The sense of urgency Republicans feel about taking immediate steps to repeal Obamacare — even if those steps are initially symbolic, and plagued by the GOP’s own confusion over what comes next — is in part a legitimate response to the belief that the voters most important to them really, really hate the Affordable Care Act. And there is abundant evidence the white working-class voters whose sudden tilt toward the GOP in Rust Belt battleground states rewarded Donald Trump with the presidency and helped Republicans hang on to Congress really do dislike the Affordable Care Act disproportionately.
Here’s the problem, though: What these key Trump voters most dislike about life under the Affordable Care Act will get even worse under any plausible GOP replacement plan.
As the Kaiser Family Foundation’s Drew Altman reports in a New York Times op-ed, focus groups among Trump-voting Rust Belt white working-class voters who have obtained health insurance through Obamacare — i.e., those most familiar with the ACA — show a very consistent pattern:
They spoke anxiously about rising premiums, deductibles, copays and drug costs. They were especially upset by surprise bills for services they believed were covered … When told Mr. Trump might embrace a plan that included these elements, and particularly very high deductibles, they expressed disbelief.
Here’s what they’d rather have:
If these Trump voters could write a health plan, it would, many said, focus on keeping their out-of-pocket costs low, control drug prices and improve access to cheaper drugs.
The trouble is, of course, that keeping out-of-pocket costs high and letting market forces control drug prices are fundamental principles of conservative health-care policy, which have been reflected in every Republican health-care proposal for years. To conservative policy thinkers, overutilization of health services, encouraged by government subsidies and regulations (along with “defensive medicine” caused by consumer lawsuits), is the primary source of rising health-care prices and virtually every sin of the health-care system.

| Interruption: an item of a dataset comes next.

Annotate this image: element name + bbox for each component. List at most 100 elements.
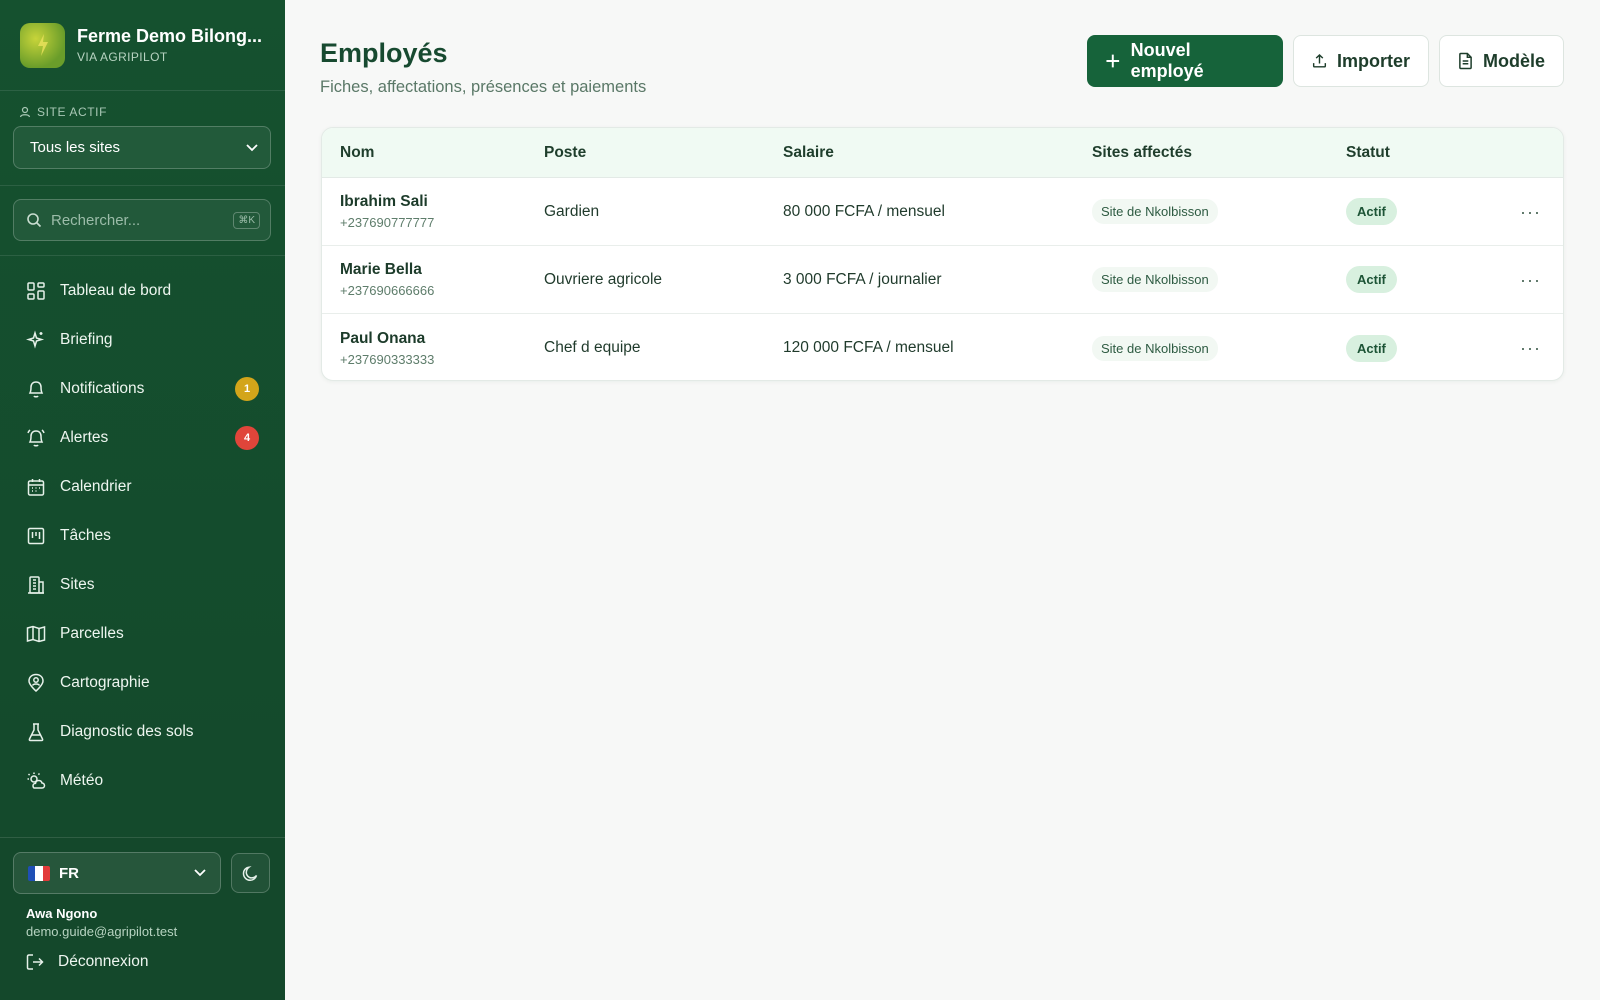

So when Republican policymakers talk about “personal responsibility” being critical to heath reform, that’s code for making sure Americans feel some pain every single time they access health services. The way you do that is by increasing exposure to out-of-pocket costs via premiums, deductibles, copays, and exposure to big bills if you don’t strictly obey your insurance company’s arcane rules. You can sugarcoat this a bit by offering a tax subsidy for personal savings so that you have more money for those out-of-pocket expenses; that’s the basic point of the Health Savings Account idea, a feature of every conservative health-care proposal since time immemorial, and a particular favorite of Vice President-elect Mike Pence. Indeed, the goal many Republicans have long embraced is a system where everybody gets a high-deductible insurance policy covering catastrophic health conditions, with no insurance at all for routine services, which consumers would handle themselves with some help from an HSA.

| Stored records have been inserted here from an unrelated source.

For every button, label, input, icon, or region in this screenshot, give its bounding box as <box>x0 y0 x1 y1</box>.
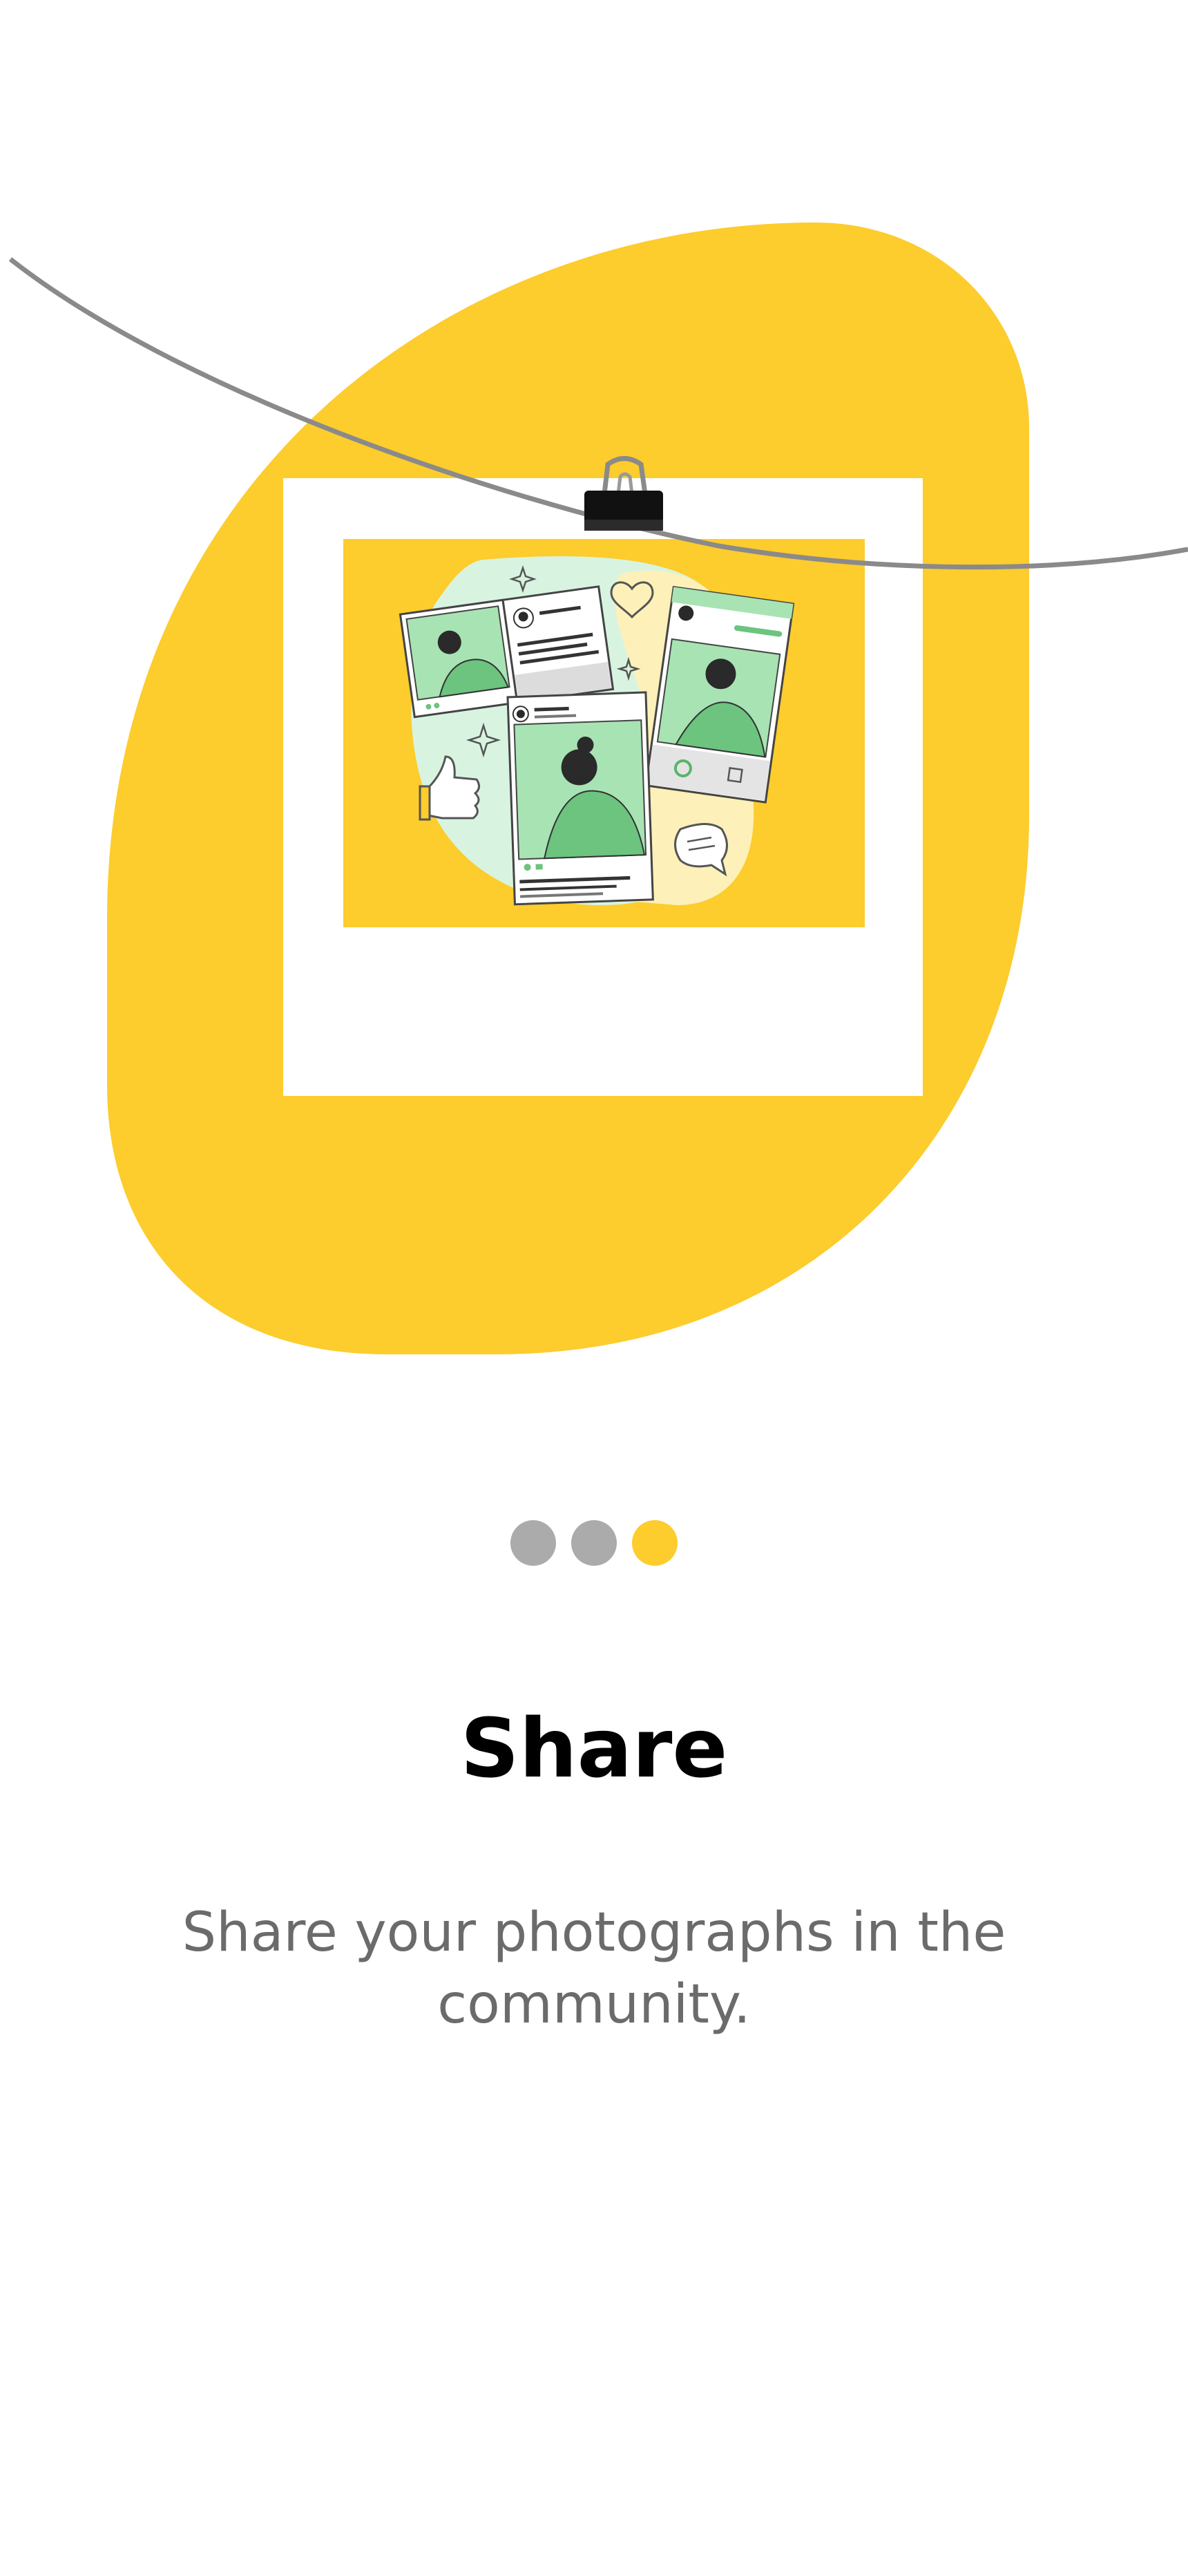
hero-illustration <box>0 0 1188 1382</box>
page-indicator <box>0 1520 1188 1566</box>
page-dot-2[interactable] <box>571 1520 617 1566</box>
page-dot-3-active[interactable] <box>632 1520 678 1566</box>
page-title: Share <box>460 1701 728 1796</box>
page-description: Share your photographs in the community. <box>182 1902 1006 2036</box>
page-dot-1[interactable] <box>510 1520 556 1566</box>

But if the KFF research is correct, it’s the routine services that Trump’s white working-class base thinks they should have access to without emptying their wallets or being hassled by an insurance company. That is partly why so many of these people exhibit resentment toward Medicaid beneficiaries who don’t have the same problems in obtaining routine services. Given the chance, of course, Republican pols would introduce “personal responsibility” requirements to Medicaid as well, as GOP governors like Mike Pence have shown in the deals they’ve cut with the Obama administration to expand eligibility in exchange for generous new federal dollars. In the ideal GOP world, everyone would be paying more for routine services — even the very wealthy, who would have to shell out large premiums for concierge services to keep them from rubbing elbows with the hoi polloi in waiting rooms.

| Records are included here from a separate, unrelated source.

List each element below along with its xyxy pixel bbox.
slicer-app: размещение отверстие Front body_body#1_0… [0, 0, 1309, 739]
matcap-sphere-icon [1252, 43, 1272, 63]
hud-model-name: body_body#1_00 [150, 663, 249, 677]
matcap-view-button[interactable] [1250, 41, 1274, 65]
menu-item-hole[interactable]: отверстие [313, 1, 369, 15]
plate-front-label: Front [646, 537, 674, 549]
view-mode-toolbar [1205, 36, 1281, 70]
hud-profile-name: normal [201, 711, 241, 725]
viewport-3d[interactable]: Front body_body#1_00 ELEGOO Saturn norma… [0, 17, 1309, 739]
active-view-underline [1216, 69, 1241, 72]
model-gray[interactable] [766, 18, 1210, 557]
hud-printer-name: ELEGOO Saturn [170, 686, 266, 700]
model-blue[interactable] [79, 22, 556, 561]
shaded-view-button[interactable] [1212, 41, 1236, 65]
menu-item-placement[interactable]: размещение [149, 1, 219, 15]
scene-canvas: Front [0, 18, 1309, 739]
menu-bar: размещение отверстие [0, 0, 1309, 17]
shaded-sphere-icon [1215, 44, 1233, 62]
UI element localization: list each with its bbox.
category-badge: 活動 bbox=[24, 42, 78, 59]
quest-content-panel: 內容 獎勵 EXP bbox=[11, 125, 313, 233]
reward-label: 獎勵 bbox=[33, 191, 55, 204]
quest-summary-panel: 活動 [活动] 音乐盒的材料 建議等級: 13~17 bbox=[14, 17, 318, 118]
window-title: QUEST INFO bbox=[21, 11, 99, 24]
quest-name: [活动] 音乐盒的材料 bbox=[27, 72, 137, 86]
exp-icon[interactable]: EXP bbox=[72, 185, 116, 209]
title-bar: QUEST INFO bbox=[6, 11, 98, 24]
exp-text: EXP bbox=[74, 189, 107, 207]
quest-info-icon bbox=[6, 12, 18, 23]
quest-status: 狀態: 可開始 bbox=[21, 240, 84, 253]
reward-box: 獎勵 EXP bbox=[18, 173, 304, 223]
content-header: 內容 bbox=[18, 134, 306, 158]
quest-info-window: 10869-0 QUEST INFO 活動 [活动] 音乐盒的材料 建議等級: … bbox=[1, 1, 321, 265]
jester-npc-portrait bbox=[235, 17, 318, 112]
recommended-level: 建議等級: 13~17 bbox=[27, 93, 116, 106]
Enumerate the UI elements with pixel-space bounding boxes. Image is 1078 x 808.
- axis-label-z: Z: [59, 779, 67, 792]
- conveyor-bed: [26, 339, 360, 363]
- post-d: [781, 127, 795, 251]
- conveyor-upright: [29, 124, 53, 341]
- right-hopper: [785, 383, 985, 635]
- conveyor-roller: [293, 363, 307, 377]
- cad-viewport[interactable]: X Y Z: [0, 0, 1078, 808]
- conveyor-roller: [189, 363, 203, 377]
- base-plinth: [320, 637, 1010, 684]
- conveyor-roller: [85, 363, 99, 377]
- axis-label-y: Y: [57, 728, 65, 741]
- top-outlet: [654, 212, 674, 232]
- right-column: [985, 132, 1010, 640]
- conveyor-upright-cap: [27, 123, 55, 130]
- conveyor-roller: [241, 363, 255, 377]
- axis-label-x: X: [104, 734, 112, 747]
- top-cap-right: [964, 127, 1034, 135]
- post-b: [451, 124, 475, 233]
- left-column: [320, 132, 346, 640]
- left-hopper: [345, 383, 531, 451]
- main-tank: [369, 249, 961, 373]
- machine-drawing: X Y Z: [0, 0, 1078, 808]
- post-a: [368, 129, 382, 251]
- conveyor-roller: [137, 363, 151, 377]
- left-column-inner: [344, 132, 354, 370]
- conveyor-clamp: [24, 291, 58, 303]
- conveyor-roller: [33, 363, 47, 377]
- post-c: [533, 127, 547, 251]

So will white working-class Trump voters realize this conflict between their views and those of their party before an Obamacare replacement plan goes into effect? Nobody knows. But it’s not like they won’t be paying attention. As Ron Brownstein notes, the savage antipathy these folks feel for Obamacare is based on an intimate familiarity with the law, because so many of them receive health insurance via the ACA:
[I]n practice millions of blue-collar whites have gained coverage under the law, particularly in states critical to the Republican electoral map. Using census data, the Urban Institute recently calculated that from 2010 through 2015, more non-college-educated whites gained coverage than college-educated whites and minorities combined in all five of the key Rustbelt states that flipped from Obama in 2012 to Trump in 2016: Iowa, Ohio, Michigan, Wisconsin, and Pennsylvania. Whites without a college degree also represented a majority of those gaining coverage under the law in core Trump states like Indiana, West Virginia, Kentucky, Arkansas, and Oklahoma.
These states often saw enormous reductions in the number of uninsured working-class whites: about 40 percent in Indiana, Pennsylvania, and Wisconsin; roughly 50 percent in Ohio, Iowa, and Michigan; and 60 percent in West Virginia and Kentucky.
So if they lose insurance altogether or are forced into new health-insurance plans that double-down on the very features they hate about Obamacare, these key Trump voters will not be very happy. And Trump tweets about how “terrific” the post-Obamacare world of health-care policy has become won’t help.